An den Polizeipräsidenten Berlin und das Max-Planck-Institut für molekulare Genetik in Berlin

  Ja, ich habe sie umgebracht, aber es war kein Mord! Also hören Sie auf, nach mir zu fahnden.  Lesen Sie meinen Bericht, ich zeige Ihnen das wirkliche Verbrechen und den wirklichen Schuldigen.

Der 31.3. war mein letzter Tag in der Mordkommission, ich wurde verabschiedet, und ehrlich gesagt: ich war froh darüber. Genug Leichen gesehn.
Am nächsten Tag gegen 9 Uhr holte ich meine Privatsachen ab. Da klingelte das Telefon.
„Ich habe was Wichtiges verloren. Helfen Sie mir!“ 
Ein Aprilscherz. Nicht sehr originell.
„Wenden Sie sich ans Fundbüro“, sagte ich.
Ich verließ das Präsidium um 10.30. Auf dem Weg zur U-Bahn dudelte mein Handy. Dieselbe Stimme, diesmal scharf und scheppernd.

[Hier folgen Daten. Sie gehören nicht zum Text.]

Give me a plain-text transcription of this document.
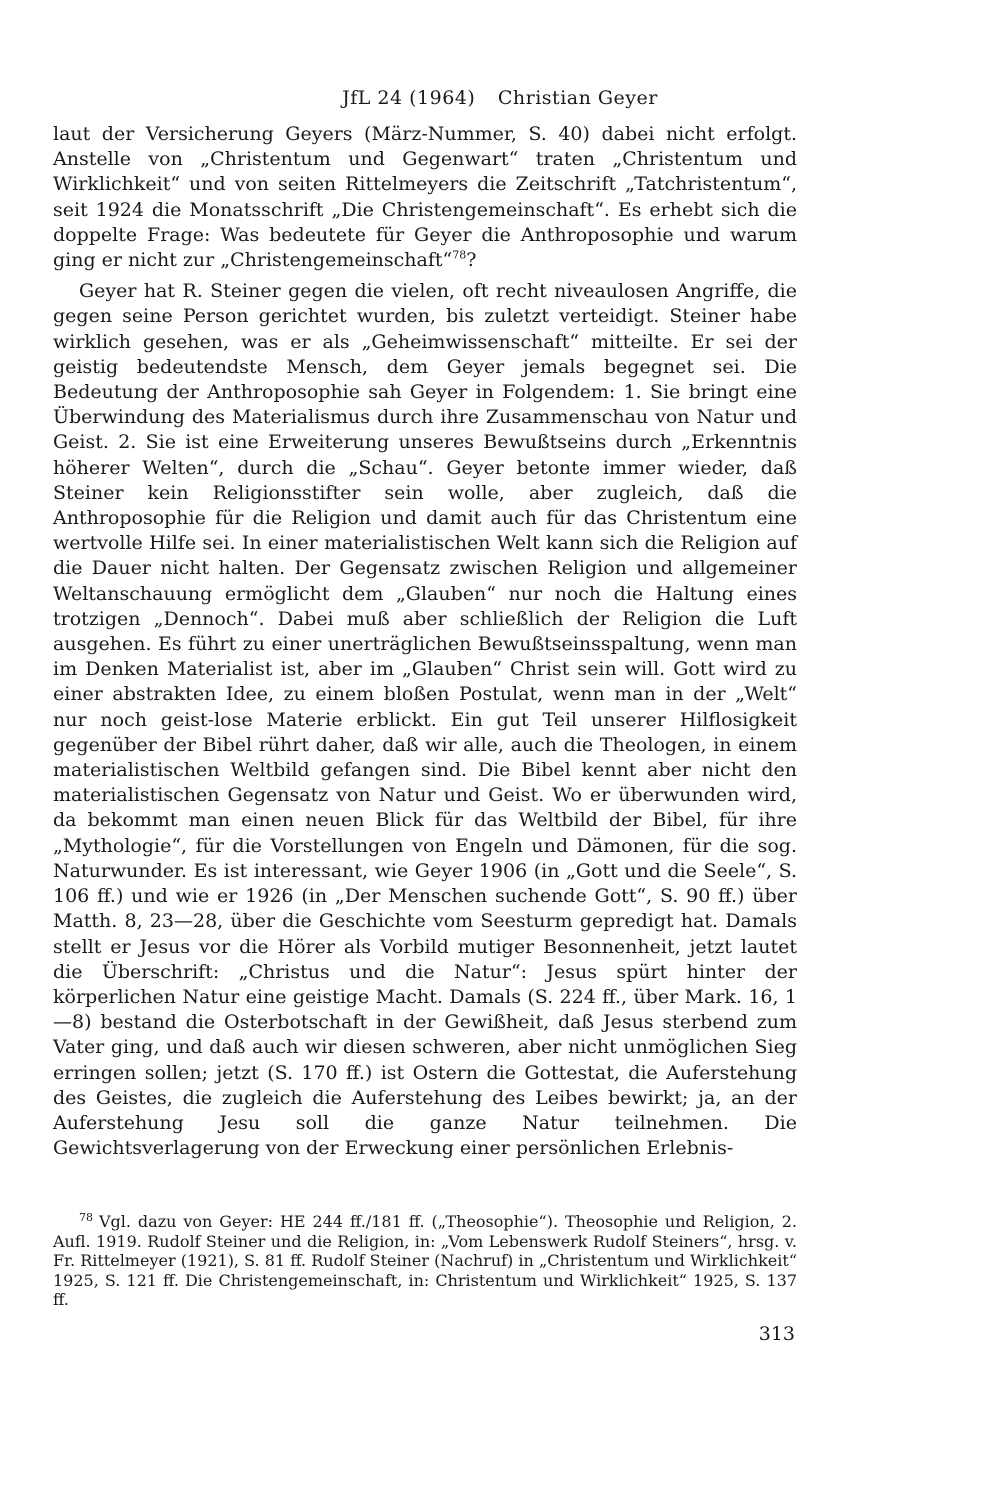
JfL 24 (1964) Christian Geyer

laut der Versicherung Geyers (März-Nummer, S. 40) dabei nicht erfolgt. Anstelle von „Christentum und Gegenwart“ traten „Christentum und Wirklichkeit“ und von seiten Rittelmeyers die Zeitschrift „Tatchristentum“, seit 1924 die Monatsschrift „Die Christengemeinschaft“. Es erhebt sich die doppelte Frage: Was bedeutete für Geyer die Anthroposophie und warum ging er nicht zur „Christengemeinschaft“$^{78}$?

Geyer hat R. Steiner gegen die vielen, oft recht niveaulosen Angriffe, die gegen seine Person gerichtet wurden, bis zuletzt verteidigt. Steiner habe wirklich gesehen, was er als „Geheimwissenschaft“ mitteilte. Er sei der geistig bedeutendste Mensch, dem Geyer jemals begegnet sei. Die Bedeutung der Anthroposophie sah Geyer in Folgendem: 1. Sie bringt eine Überwindung des Materialismus durch ihre Zusammenschau von Natur und Geist. 2. Sie ist eine Erweiterung unseres Bewußtseins durch „Erkenntnis höherer Welten“, durch die „Schau“. Geyer betonte immer wieder, daß Steiner kein Religionsstifter sein wolle, aber zugleich, daß die Anthroposophie für die Religion und damit auch für das Christentum eine wertvolle Hilfe sei. In einer materialistischen Welt kann sich die Religion auf die Dauer nicht halten. Der Gegensatz zwischen Religion und allgemeiner Weltanschauung ermöglicht dem „Glauben“ nur noch die Haltung eines trotzigen „Dennoch“. Dabei muß aber schließlich der Religion die Luft ausgehen. Es führt zu einer unerträglichen Bewußtseinsspaltung, wenn man im Denken Materialist ist, aber im „Glauben“ Christ sein will. Gott wird zu einer abstrakten Idee, zu einem bloßen Postulat, wenn man in der „Welt“ nur noch geist-lose Materie erblickt. Ein gut Teil unserer Hilflosigkeit gegenüber der Bibel rührt daher, daß wir alle, auch die Theologen, in einem materialistischen Weltbild gefangen sind. Die Bibel kennt aber nicht den materialistischen Gegensatz von Natur und Geist. Wo er überwunden wird, da bekommt man einen neuen Blick für das Weltbild der Bibel, für ihre „Mythologie“, für die Vorstellungen von Engeln und Dämonen, für die sog. Naturwunder. Es ist interessant, wie Geyer 1906 (in „Gott und die Seele“, S. 106 ff.) und wie er 1926 (in „Der Menschen suchende Gott“, S. 90 ff.) über Matth. 8, 23—28, über die Geschichte vom Seesturm gepredigt hat. Damals stellt er Jesus vor die Hörer als Vorbild mutiger Besonnenheit, jetzt lautet die Überschrift: „Christus und die Natur“: Jesus spürt hinter der körperlichen Natur eine geistige Macht. Damals (S. 224 ff., über Mark. 16, 1—8) bestand die Osterbotschaft in der Gewißheit, daß Jesus sterbend zum Vater ging, und daß auch wir diesen schweren, aber nicht unmöglichen Sieg erringen sollen; jetzt (S. 170 ff.) ist Ostern die Gottestat, die Auferstehung des Geistes, die zugleich die Auferstehung des Leibes bewirkt; ja, an der Auferstehung Jesu soll die ganze Natur teilnehmen. Die Gewichtsverlagerung von der Erweckung einer persönlichen Erlebnis-

$^{78}$ Vgl. dazu von Geyer: HE 244 ff./181 ff. („Theosophie“). Theosophie und Religion, 2. Aufl. 1919. Rudolf Steiner und die Religion, in: „Vom Lebenswerk Rudolf Steiners“, hrsg. v. Fr. Rittelmeyer (1921), S. 81 ff. Rudolf Steiner (Nachruf) in „Christentum und Wirklichkeit“ 1925, S. 121 ff. Die Christengemeinschaft, in: Christentum und Wirklichkeit“ 1925, S. 137 ff.

313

„Man hat mich ermordet, meine Leiche wird es Ihnen beweisen. Also suchen Sie mich gefälligst.“
Ich sagte: „Idiot“ und schaltete das Handy aus.
Am nächsten Morgen, während des Frühstücks, eine SMS: „Meine Leiche liegt im Tiergarten nahe einer Bank, bei einer Eiche."
Diesmal wurde ich nachdenklich. Immerhin, hier wurden präzise Angaben gemacht. Offensichtlich sollte ich im Tiergarten etwas suchen. Bestimmt keine Leiche. Aber was? Und wer redet so? Die Kollegen fielen aus, so geschmacklos waren die nicht. Vielleicht eine Art Abschiedsgeschenk für mich von „alten Bekannten“ aus dem Rotlichtmilieu. Es gab Spaßvögel unter ihnen.
Erst dachte ich: Lass es! Andererseits: die alte professionelle Neugier! Und da ich nun alle Zeit der Welt zur Verfügung hatte, warum nicht einen Spaziergang durch den Tiergarten machen?
Mantel, Hut und los. Es nieselte. Der erste Tag meines neuen Lebens - und es nieselte. Von meiner Wohnung aus sind es mit der U-Bahn zehn Minuten zum Tiergarten.
Am Brandenburger Tor regnete es. Zum Park war es nicht weit. Eichen gab es, nicht zu übersehen, sie hatten noch braune Blätter vom letzten Jahr. Nirgendwo eine Bank. Also doch ein Telefonstreich.
Wie Sie wissen, geht durch den Park eine Straße mit einer Bushaltestelle, hier wollte ich den Bus nach Haus nehmen. Und da stand eine Steinbank, ungefähr zehn Meter links von der Haltestelle. Hinter ihr, im Gebüsch, eine Eiche.
Falls man mich veräppeln wollte, gab es jetzt heimliche Beobachter.
Ich tat also uninteressiert und blickte nur kurz ins Gebüsch. Zwei Füße in braunen Halbschuhen. Als ich die Zweige beiseite bog, erkannte ich den Toten. Berlins berüchtigtster Klatschjournalist. Seine Kehle war aufgerissen.
Instinktiv wollte ich mich sofort zurückziehen. Zu spät. Eine junge Frau mit ihrem kleinen Sohn kam vorbei und sah mich misstrauisch an.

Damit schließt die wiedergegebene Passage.